How it works: Fullsteam uses the interwebs to put out a call for ingredients. You respond, and they pay you market price for your goods, and give you a bottle of the beer when it’s ready. I don’t think I’ve seen another brewery doing this, and I’m proud to have Fullsteam in my home state.
Fullsteam’s 2012 holiday beer is Fruitcake… The Beer, which is an Old Ale brewed with local roasted chestnuts and a combination of grilled local and not-so-local figs. Because of a soft fig harvest, some came from California, but the rest came locally, and harvesters were paid $2 per pound. The chestnuts came from High Rock Farm, which is in nearby Rockingham County. The beer is aged on bourbon barrels and can be aged for extended periods, like a fine fruitcake. Alcohol content (ABV) comes in at 9.5%.
Fruitcake pours with a large, bright white, creamy head that had soapy bubbles in the center. The head stuck around awhile, before it audibly fizzed away, but as it warmed, it completely disappeared — no swirling the glass to regenerate here. The beer itself was crystal clear; a nice, bright amber in color, and had no particles or sediment. Lacing was minimal, but there were plenty of alcohol legs when the brew was swirled.
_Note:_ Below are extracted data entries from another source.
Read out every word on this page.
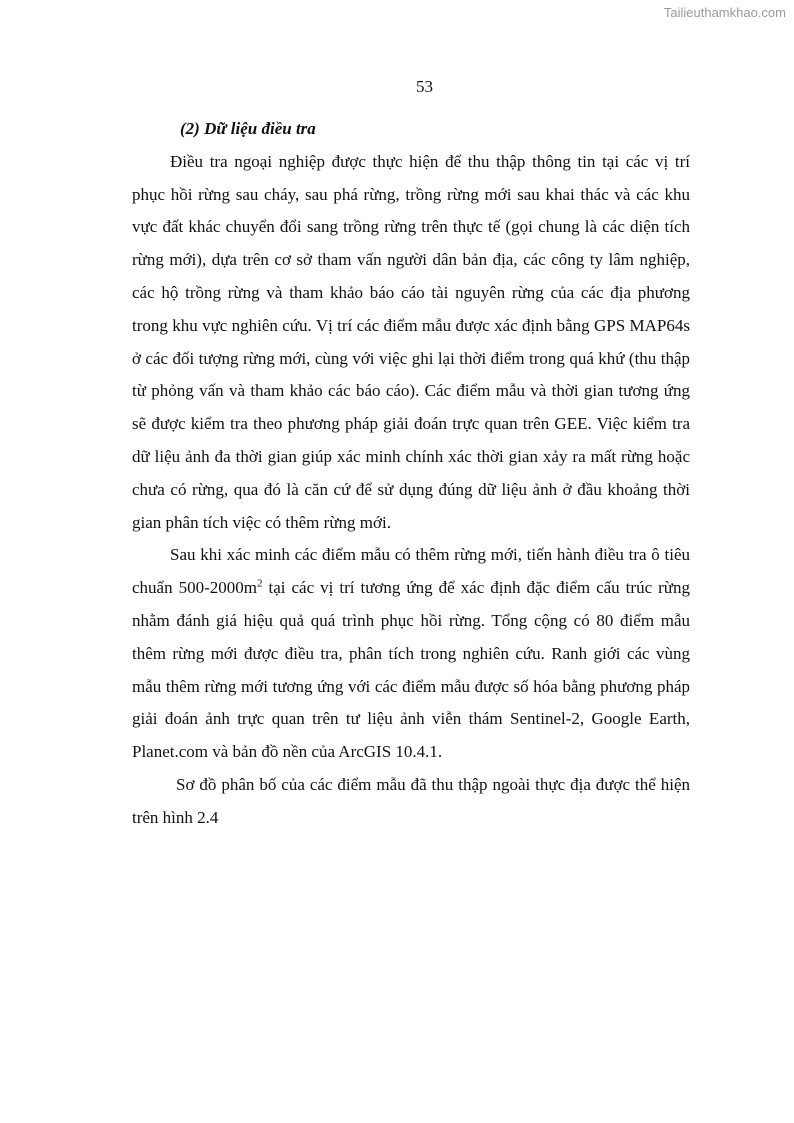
Tailieuthamkhao.com
53

(2) Dữ liệu điều tra

Điều tra ngoại nghiệp được thực hiện để thu thập thông tin tại các vị trí phục hồi rừng sau cháy, sau phá rừng, trồng rừng mới sau khai thác và các khu vực đất khác chuyển đổi sang trồng rừng trên thực tế (gọi chung là các diện tích rừng mới), dựa trên cơ sở tham vấn người dân bản địa, các công ty lâm nghiệp, các hộ trồng rừng và tham khảo báo cáo tài nguyên rừng của các địa phương trong khu vực nghiên cứu. Vị trí các điểm mẫu được xác định bằng GPS MAP64s ở các đối tượng rừng mới, cùng với việc ghi lại thời điểm trong quá khứ (thu thập từ phỏng vấn và tham khảo các báo cáo). Các điểm mẫu và thời gian tương ứng sẽ được kiểm tra theo phương pháp giải đoán trực quan trên GEE. Việc kiểm tra dữ liệu ảnh đa thời gian giúp xác minh chính xác thời gian xảy ra mất rừng hoặc chưa có rừng, qua đó là căn cứ để sử dụng đúng dữ liệu ảnh ở đầu khoảng thời gian phân tích việc có thêm rừng mới.

Sau khi xác minh các điểm mẫu có thêm rừng mới, tiến hành điều tra ô tiêu chuẩn $500-2000m^2$ tại các vị trí tương ứng để xác định đặc điểm cấu trúc rừng nhằm đánh giá hiệu quả quá trình phục hồi rừng. Tổng cộng có 80 điểm mẫu thêm rừng mới được điều tra, phân tích trong nghiên cứu. Ranh giới các vùng mẫu thêm rừng mới tương ứng với các điểm mẫu được số hóa bằng phương pháp giải đoán ảnh trực quan trên tư liệu ảnh viễn thám Sentinel-2, Google Earth, Planet.com và bản đồ nền của ArcGIS 10.4.1.

Sơ đồ phân bố của các điểm mẫu đã thu thập ngoài thực địa được thể hiện trên hình 2.4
Bourbon was heavy on the aromatics; in fact, this is one of, if not the most bourbon-forward beer I’ve ever laid nose to. If you don’t like bourbon, that could be bad…but I love bourbon, so for me, it’s good. Very good. Loads of coconut and woodsy oak, followed by a good dose of fig. It’s so bourbon-y that it borderline hit banana creamsicle. Supporting players were vanilla and caramel. The nose here is quite unique and enjoyable.
Tasting, and wow, this is nothing like an Old Ale. This hits the palate with lots of coconut, banana, fig, and oak up front, and it warms fast with a big dose of untamed alcohol. The bourbon really takes over in the middle, and the finish comes on with sweetness, a fig/prune note, deep caramel, and toasted oak. The final flavor is a mild bourbon, with a fairly large alcohol burn. I found Fruitcake to be medium-bodied, with a medium mouthfeel, quite foamy when swirled around the tongue.
If going by style, it misses the mark of Old Ale. Bottom line here, a month after being placed in the bottle, this beer is a bourbon bomb and that tends to mask the fig and chestnut flavors. While this might not be “fruitcake” as advertised, if you’re into bourbon barrel aged beers, you’ll probably dig this. With a couple years of age, I think the other flavors will probably come out more. Some people will see this as a sweet boozy mess, and it does walk a fine line…but I found more to like here than dislike. Perfect for the bitterly cold night I enjoyed it.
And, hey… fruitcake is kind of an oddball thing, and this beer is a touch oddball.
Fullsteam Fruitcake… The Beer Old Ale, 87 points. Price: $14.99 US for one 750 ml bottle.